Saturday, November 04, 2006

5. Conscience 1

Lord Henry Wotton, the mischievous character in Wilde's only novel, once complained that there are too few mysteries left in the world to wonder about.
Yet some mysteries remain so elusive that few people wonder on or realize outside academia or philosophy quarters. Some philosophers, notably Colin McGinn, believe that sentience (a quality of the conscious mind) cannot ever be understood, no matter how much progress is made by neuroscience in understanding the brain.
dissecting the "conscience" concept has let to three meanings:
1. Self -knowledge: I exist, here I am, I am, we die, I will die, clouds are white, the sea is blue (why?).
2. Access consciousness: is the phenomenon whereby information in our minds is accessible for verbal report, reasoning, and the control of behaviour. For instance, perceiving, instrospecting and remembering.
3. Sentience: Phenomenal awareness, raw sensations or feelings.

Access consciousness can obtain information from short term memory to long stored memories. Some philosophers even include Freud's unconscious concept in this category: "the unconscious is another form of storage" (although they will not say for what purpose or why it did evolve).

Friday, November 03, 2006

4. The computational theory of mind 2

1. Binary language and logic gates (neurons)? Ok but not enough.
2. Some neural networks. Ok but not enough.
3. Turing-like processes for neural networks? Ok but not enough.
4. Auto-associator networks (everything-connected-to-everything)? Ok but not enough.
5. Logical structuring of multiple layers of networks? Ok but not enough.

Getting closer.

Just look into how many disciplines we get out of this analysis:
1. Simbolism
2. Architecture
3. Programming
4. Engineering
5. Language
6. Logic
7. Organizational networks (hierarchical)

Tuesday, October 10, 2006

3. Paradigms at war

Before we continue this journey on understanding how the mind works, it is useful to revise the spectacular clash between some social and biological sciences.
Scientists seem to be fortressed in either two sides.
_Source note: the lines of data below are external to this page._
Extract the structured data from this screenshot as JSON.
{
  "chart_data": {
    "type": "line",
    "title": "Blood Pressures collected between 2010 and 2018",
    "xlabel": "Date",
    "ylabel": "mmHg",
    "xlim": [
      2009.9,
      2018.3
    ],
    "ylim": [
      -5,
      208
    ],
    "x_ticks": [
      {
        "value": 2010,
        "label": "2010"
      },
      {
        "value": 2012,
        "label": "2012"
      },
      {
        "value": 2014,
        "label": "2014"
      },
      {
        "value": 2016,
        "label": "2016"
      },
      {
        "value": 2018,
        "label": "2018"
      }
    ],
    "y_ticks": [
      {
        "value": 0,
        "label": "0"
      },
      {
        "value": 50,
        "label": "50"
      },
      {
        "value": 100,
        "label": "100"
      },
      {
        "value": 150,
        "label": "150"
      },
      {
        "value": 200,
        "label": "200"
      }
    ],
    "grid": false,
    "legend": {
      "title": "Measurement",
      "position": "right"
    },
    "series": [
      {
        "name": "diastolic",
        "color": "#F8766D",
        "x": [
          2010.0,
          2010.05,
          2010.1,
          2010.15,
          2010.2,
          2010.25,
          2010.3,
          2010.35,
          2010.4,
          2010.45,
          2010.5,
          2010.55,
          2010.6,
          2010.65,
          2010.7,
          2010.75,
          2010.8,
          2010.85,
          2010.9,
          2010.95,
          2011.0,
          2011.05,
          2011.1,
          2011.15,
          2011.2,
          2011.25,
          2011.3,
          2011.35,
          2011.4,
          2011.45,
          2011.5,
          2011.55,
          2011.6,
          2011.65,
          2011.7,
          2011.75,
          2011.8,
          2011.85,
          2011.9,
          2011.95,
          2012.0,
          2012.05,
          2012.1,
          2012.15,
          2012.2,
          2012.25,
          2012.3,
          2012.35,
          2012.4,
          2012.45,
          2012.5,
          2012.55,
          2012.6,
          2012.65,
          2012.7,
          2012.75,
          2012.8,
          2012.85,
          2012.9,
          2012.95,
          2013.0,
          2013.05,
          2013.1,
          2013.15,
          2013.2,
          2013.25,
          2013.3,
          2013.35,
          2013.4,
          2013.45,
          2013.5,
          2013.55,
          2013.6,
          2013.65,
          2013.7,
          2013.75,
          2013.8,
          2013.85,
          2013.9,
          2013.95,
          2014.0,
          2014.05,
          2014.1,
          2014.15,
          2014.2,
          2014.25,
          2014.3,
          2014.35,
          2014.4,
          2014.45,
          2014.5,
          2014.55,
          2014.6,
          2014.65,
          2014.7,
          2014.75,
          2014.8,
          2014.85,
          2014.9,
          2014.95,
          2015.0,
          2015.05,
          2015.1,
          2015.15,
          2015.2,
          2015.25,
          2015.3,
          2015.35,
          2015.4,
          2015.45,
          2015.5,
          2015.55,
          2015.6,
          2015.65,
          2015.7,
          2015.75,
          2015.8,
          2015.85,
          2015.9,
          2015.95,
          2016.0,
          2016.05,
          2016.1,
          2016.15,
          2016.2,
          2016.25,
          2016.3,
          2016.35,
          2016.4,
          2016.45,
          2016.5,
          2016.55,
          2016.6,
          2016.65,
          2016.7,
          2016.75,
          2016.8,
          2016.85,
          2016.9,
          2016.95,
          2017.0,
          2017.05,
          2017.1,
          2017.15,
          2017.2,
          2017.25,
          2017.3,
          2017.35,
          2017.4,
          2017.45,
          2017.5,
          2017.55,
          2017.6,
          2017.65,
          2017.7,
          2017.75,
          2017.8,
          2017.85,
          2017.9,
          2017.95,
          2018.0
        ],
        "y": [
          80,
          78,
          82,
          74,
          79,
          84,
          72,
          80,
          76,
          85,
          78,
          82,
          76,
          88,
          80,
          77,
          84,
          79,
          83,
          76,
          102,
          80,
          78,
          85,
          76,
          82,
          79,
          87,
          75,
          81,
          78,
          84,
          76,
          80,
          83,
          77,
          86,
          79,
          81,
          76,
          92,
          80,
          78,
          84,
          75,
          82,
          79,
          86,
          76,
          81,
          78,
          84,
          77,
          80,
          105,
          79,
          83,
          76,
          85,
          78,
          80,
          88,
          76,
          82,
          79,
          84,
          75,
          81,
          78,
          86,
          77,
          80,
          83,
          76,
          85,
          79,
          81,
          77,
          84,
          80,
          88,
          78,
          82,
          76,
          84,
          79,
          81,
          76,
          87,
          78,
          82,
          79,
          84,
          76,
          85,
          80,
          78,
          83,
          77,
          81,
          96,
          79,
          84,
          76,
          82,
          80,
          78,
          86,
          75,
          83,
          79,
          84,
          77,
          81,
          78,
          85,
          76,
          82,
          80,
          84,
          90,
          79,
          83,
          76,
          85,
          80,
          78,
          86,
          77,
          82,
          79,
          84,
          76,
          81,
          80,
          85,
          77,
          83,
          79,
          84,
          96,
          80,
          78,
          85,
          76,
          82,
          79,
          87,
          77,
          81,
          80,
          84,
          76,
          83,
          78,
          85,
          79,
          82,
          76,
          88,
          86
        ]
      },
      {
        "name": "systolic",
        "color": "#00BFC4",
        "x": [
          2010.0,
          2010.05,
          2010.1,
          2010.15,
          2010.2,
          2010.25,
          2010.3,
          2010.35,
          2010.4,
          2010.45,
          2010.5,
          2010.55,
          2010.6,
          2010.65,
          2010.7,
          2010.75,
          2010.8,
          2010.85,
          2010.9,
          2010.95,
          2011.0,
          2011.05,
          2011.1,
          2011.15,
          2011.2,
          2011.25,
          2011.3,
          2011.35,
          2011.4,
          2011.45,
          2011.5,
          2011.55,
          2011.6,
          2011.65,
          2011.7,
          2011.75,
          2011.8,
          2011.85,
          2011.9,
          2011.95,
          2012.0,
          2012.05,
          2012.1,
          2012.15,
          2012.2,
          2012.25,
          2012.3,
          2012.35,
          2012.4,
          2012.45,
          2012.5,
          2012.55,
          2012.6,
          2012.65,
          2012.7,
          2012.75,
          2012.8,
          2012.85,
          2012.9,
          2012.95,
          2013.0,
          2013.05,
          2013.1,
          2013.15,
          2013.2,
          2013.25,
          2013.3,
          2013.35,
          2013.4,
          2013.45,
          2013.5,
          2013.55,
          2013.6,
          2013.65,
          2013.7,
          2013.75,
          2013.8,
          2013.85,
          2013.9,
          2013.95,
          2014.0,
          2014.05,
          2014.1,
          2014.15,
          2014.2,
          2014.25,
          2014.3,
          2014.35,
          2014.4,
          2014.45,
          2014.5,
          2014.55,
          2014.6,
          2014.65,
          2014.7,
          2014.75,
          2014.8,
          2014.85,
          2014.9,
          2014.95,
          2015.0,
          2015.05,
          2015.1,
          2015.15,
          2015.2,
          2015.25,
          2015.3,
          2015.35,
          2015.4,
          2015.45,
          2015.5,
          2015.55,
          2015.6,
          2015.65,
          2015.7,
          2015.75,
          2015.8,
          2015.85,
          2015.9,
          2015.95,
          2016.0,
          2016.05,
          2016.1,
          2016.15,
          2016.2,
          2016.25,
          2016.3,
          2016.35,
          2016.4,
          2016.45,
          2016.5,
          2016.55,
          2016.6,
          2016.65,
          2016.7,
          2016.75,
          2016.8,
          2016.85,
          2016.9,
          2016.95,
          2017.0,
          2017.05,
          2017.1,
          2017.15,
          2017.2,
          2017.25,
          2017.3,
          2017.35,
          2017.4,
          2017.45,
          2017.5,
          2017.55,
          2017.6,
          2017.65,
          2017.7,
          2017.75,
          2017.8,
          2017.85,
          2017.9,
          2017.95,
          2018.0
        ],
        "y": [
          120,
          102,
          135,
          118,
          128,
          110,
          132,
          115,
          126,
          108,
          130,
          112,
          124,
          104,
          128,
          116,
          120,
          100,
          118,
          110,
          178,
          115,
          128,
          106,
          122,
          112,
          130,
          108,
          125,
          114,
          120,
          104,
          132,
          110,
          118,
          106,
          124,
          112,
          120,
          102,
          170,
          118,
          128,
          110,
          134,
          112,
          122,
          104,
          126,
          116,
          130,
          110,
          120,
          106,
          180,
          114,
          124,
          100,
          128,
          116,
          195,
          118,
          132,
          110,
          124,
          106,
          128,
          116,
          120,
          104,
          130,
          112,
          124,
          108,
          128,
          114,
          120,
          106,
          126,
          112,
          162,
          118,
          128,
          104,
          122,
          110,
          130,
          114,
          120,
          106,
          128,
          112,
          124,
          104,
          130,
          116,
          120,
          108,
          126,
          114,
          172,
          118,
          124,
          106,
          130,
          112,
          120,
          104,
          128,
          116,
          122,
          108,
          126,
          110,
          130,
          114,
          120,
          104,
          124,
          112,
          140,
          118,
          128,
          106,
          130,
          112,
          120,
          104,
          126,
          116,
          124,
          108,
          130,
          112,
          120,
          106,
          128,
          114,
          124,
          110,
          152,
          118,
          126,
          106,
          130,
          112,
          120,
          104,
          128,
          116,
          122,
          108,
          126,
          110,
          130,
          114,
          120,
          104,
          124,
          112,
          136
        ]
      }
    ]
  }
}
Very simply put:
1. Biologists think of the mind as the result of structured organs. The architecture and the function of these structures is controlled by genes, the so called selfish replicators. Thus, brain functions have been shaped by evolution.
2. Social scientists believe in that biology and genes have a limited role in human psychology. Culture and ethic issues exist as a complex human output that cannot be explained by evolution. For instance, altruism, art or religion.

Molecules versus politics. Poloboro believes that the former go out of their way to stretch their theory to phenomenon that the really cannot explain. The latter, as Pinker says "have the tendency to buy an off-the-shelf moral package that would spare us from having to argue moral issues at all".

2. The computational theory of mind

The theory says that the basic processes that govern the mind work in a similar way to other systems: that is, information transfer, processing, storage and output.
It musn't be confused with they way computers work. Rather, computers do work according to the computational theory.
1. Boolean logic can make informational processing easier, faster and cheaper. It is interesting to quote that information processing in the brain seems to have a similar architecture, although far more complex, to that of Boolean logic.
The primary architecture of a Boolean system is made of decision gates (neurons?), and its language uses binary number combinations (0,1).
2. The mind software, given the amount of input received from the outside, could resemble a Turing machine. That is, logic circuits that follow the classic computational rules: "if-then". They are, of course, programmable.

What do neurons use as an information system? We don't know and for the sake of this discussion, we will keep it aside.
This discussion if about the systems and their origin:
What is it about gates and binary information that makes them so universal?

1. How the mind works by Steven Pinker

The first drawings of this blog will come from Steven Pinker's book "How the mind works", first published by Norton in 1997.
The big picture, as presented by Mr. Pinker, is that "the mind is a system of organs of computation designed by natural selection to solve the problems faced by our evolutionary ancestors in their foraging way of life".
This is a very powerful definition, and by all means, a perfect abstract of what Mr. Pinker will say for many a chapter.
For all its strong scientific based, however, Steve Pinker resorts to philosophical questions that are, at least, out of his reach.